When I’m about to lose my shit, I frequently feel my heart suddenly start pumping faster and harder. It’s exactly like how I’ve felt every time someone else was about to lose their shit—on me—exploiting any excuse they can find to justify using me as their own personal punching bag. If I’m speaking out loud while I’m on the verge of losing it, the tone of my voice will often suddenly change to one I don’t even like the sound of. This is also true of when either I or my extended family is the target of microaggression in any face-to-face interaction, whether or not I have even realized it on a conscious level.

As I’m actually in the process of flipping my fucking gourd, my face will often flush as my heart speeds up even faster. My mind will flood with thoughts that have run just barely latent for some duration already, of every time I have felt this physiological response to another person’s hatred in recent memory. I may realize exactly what is happening, and may have even anticipated this moment was coming already, and as such, make immediate efforts to remove myself from the cross-hairs without escalating the abuse or inciting further conflict. It’s something I learned to do growing up in an extremely abusive household—something I learned by sheer force of another person’s will, because my survival depended on it.

Failing to remove myself, or failing to realize the need and opportunity to remove myself, my most aggressive defence mechanisms become the tools I use to defend myself from being targeted any further by the hatred I have been exposed to leading up to that moment. This is where the yelling comes from in the rare instances I actually feel the need to raise my voice. This is where the string of profanity comes from. This is where I finally start to push back, because I’ve stopped caring if my perpetrator is made of glass. This is where I’ve picked a battle and chosen to stand my ground—whether or not it’s a worthy one is a separate issue.

This is also what I don’t remember being capable of prior to the age of about 12 years old, when I finally began having brief enough dissociative episodes that I was able to notice at last that I was blacking out and missing time. Prior to that, I was missing entire years without knowing what was going on or that time was missing. I didn’t get help until I was 18 years old, when a complete stranger could readily identify just how desperately I was in need of help. I was diagnosed in that first visit to a psychiatrist with dissociative identity disorder, and for two solid years while I struggled to find meaningful help, my newly-diagnosed mental health problem was used by mental health professionals to abuse me through the mental health system. It suffices to say that when other people have recently attempted to force a repetition of this same part of my history over simple disagreements, it’s hit a big nerve, and I haven’t spared anyone’s feelings in making that known to ensure my own safety.
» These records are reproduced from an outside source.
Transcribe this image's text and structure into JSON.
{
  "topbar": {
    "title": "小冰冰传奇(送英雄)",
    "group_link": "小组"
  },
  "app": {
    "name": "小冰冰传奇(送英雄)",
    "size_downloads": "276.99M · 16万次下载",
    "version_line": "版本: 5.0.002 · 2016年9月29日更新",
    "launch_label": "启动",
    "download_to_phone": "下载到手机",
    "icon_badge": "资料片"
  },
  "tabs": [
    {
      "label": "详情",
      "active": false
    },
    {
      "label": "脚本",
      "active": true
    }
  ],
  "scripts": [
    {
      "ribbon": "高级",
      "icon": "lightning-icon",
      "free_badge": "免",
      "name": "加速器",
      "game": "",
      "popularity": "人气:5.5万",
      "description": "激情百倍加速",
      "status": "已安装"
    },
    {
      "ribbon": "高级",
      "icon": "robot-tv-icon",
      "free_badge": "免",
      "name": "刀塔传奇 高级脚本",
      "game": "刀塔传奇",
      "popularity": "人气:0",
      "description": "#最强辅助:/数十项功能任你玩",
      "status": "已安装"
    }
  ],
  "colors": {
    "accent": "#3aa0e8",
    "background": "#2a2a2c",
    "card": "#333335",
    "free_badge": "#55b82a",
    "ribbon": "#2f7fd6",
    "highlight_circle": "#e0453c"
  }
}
As much as my dissociative identity disorder plays a central role in self-interrogating the nature of one of my own faults here, the disorder is characterized in part by an exaggeration of otherwise normal defensive behaviours that every single person has the capacity for within themselves, and which they will exercise without thinking in emergency situations or when they are being targeted by another person’s hostility, regardless of their individual mental health or wellness. And yet, if it weren’t for my capacity to involuntarily shut all my emotions down before I completely black out into a full-blown dissociative state, I wouldn’t even have this perspective on who I am and why.